The Importance of Asset Allocation
- Peyton Widen

- Oct 14
- 2 min read

You may hear lots of people talk about asset allocation when it comes to investing. But what actually is it? Asset allocation is just a fancy way of saying how you split your money between different types of investments. The percentage of different types of investments in your entire portfolio makes up your individual asset allocation. How you allocate each type of investment is based on a variety of factors like age, risk tolerance, life goals, etc.
The main categories of your allocations you see are mainly stocks and bonds. Stocks are when you own fractional shares of a company. The value of your stock investments can make you a lot of money, but they can also go up and down quickly. Because of the volatility of owning a stock, the higher percentage of stocks that make up your portfolio the riskier your portfolio is. Bonds are loans you give to companies or the government that they usually pay you back over time with interest. Bonds are a lot safer based on the low interest rate you will receive but a lower chance of the value of your bond going down. Another important part of your allocation is cash. This is usually a smaller percentage of people's allocation. This is because cash returns are negligible and may not keep up with inflation over the long term.

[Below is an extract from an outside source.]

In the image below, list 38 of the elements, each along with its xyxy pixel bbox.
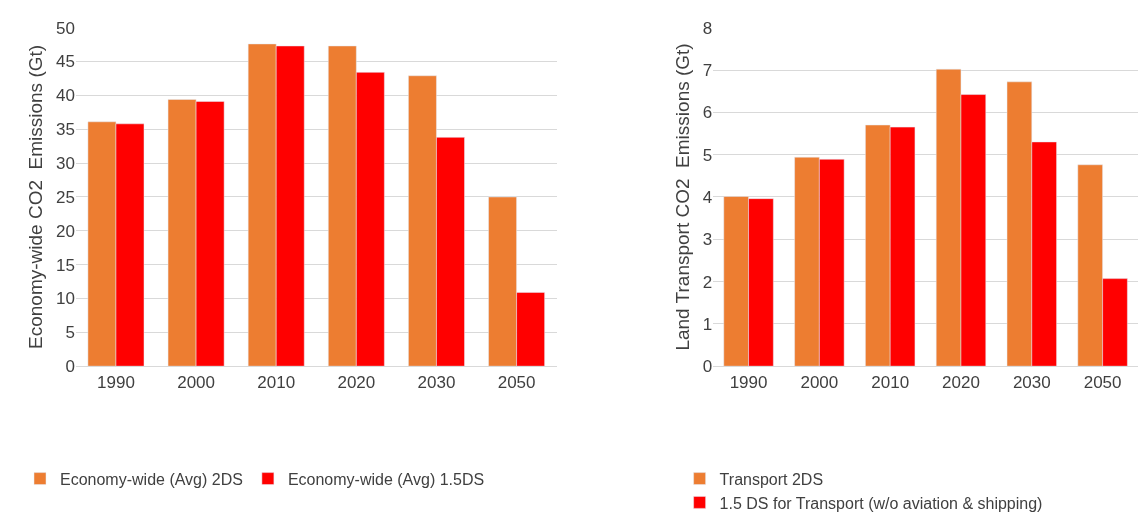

How you mix the percentage all depends on people's own situation. If you’re young and have more time while saving for retirement, you might take more risks with a higher percentage in stocks because you have time to recover from the downs and time to capture the long-term gain in the markets. If you’re older or saving for something soon is when you might want your money in more bonds or cash to keep your money safe. These general rules don’t apply to everyone as people’s risk tolerance at certain ages vary.
Asset allocation will play more of a role in your investment results than the specific stocks or bonds you are invested in. It’s also smart to check your investments every once in a while to make sure they’re still balanced the way you want. Asset allocation isn’t always about picking the perfect investment, it’s about finding the right mix for you.